Завожу машину, паркую, выключаю фары. Глаза привыкают к легкому полумраку. В центре ангара стоит группа людей в камуфляже, автоматы наперевес.
Медлю, я не боюсь, командировки в горячие точки для меня привычное дело, но это место особое. Выхожу, накидываю капюшон, накидываю косуху, надеваю рабочий рюкзак, там аккумуляторы для камеры, беру сумку с вещами.
Подхожу ко всем, ждут, только, меня.
Командира вычислила сразу, стоит по центру, взгляд острый, проницательный, глаза серые, сталь из-под чуть нависших бровей, рост чуть выше среднего.
Скидываю капюшон, протягиваю руку для приветствия командиру, что-то неуловимое на долю секунды меняется в его взгляде.
– Роселла Греф, репортёр, – коротко говорю.
Он также коротко кивает: сама невозмутимость, спокойствие, контроль ситуации, но мне понятно, они не ожидали увидеть среди команды женщину. Я как экзотический фрукт, всем интересно, но как его нужно есть.
Мы первые, кого официально пустили на территорию, подконтрольную протестующим, хотя по тому, как общаются командир и Зорич, понятно, эти двое видятся не первый раз.
Командир несколько секунд, осматривает своих, ищет кого–то.
– Санни, проведи инструктаж, что можно снимать.

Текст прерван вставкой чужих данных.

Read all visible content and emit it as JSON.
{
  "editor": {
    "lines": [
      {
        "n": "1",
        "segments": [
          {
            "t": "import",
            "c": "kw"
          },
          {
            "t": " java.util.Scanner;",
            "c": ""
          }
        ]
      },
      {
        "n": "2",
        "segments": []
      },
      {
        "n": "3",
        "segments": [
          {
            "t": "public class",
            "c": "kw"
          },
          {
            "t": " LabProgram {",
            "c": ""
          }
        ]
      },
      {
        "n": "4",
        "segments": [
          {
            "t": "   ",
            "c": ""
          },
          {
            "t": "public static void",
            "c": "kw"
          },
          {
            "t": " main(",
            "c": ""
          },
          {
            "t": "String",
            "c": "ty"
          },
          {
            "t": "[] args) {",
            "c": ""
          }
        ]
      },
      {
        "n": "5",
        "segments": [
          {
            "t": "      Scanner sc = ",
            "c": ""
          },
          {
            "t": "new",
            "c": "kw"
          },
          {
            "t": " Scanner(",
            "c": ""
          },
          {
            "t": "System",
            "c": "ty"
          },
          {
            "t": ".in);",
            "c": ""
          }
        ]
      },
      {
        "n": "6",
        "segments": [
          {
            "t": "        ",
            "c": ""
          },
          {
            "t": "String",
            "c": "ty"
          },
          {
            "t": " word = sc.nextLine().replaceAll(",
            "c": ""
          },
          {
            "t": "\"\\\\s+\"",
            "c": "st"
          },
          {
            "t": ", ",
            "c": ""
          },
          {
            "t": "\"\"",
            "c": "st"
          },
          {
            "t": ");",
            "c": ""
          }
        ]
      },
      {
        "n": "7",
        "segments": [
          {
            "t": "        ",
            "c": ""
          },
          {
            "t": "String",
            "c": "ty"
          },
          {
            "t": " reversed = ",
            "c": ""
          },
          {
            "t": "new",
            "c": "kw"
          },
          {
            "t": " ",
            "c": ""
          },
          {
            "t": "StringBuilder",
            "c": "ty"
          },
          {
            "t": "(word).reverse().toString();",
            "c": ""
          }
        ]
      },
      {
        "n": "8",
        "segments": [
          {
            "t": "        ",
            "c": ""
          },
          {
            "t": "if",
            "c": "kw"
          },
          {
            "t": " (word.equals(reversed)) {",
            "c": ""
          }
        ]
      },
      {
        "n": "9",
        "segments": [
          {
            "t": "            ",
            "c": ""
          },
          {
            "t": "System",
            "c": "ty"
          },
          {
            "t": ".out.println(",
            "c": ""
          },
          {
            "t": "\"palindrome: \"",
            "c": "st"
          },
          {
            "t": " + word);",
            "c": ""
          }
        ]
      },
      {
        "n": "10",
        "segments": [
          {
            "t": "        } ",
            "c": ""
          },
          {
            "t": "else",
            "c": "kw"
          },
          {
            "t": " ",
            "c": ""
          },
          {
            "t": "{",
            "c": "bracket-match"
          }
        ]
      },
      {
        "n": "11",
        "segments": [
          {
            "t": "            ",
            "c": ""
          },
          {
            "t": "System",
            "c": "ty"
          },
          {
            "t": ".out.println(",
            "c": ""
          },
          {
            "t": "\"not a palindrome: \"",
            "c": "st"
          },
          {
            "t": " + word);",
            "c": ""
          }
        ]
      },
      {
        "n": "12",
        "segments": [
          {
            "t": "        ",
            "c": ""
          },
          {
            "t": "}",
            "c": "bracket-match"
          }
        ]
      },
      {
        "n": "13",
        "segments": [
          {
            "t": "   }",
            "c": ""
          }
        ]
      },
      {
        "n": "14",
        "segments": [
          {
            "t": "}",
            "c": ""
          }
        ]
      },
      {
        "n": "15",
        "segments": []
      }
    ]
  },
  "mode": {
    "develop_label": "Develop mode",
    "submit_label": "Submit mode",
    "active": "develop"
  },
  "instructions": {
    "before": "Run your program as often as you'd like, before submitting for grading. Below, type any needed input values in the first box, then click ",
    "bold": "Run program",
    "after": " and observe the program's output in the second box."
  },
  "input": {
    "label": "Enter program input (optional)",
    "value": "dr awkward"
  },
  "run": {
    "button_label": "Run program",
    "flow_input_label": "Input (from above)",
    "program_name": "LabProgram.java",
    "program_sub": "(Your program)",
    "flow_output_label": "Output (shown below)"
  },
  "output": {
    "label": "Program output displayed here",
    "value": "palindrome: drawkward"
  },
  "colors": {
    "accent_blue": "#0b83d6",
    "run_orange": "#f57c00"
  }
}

От одного звука его имени, волна боли проходит по телу, звеня колокольчиками в солнечном сплетении. Идет ко мне, немного вальяжно, с автоматом наперевес. «Узнал? Не думаю. Я его сразу. Они зовут его так же, как и я в пятнадцать лет. По другому невозможно.»
Нас садят по машинам, Зорич закуривает, командир, сначала, бросает в мою сторону изучающий взгляд, я достаю сигарету и затягиваюсь тугим дымом, минута неловкости позади. Настраиваю камеру, через несколько километров будет храм, хочу заснять его. Немного опускаю стекло, выбираю ракурс, Санни пытается поправить, вскидываю руку: «Камеру трогать нельзя!»
– Этот перекрёсток нельзя снимать, – говорит он. Вот, что изменилось – его голос, он стал низким, густым, вибрирующим в моей голове.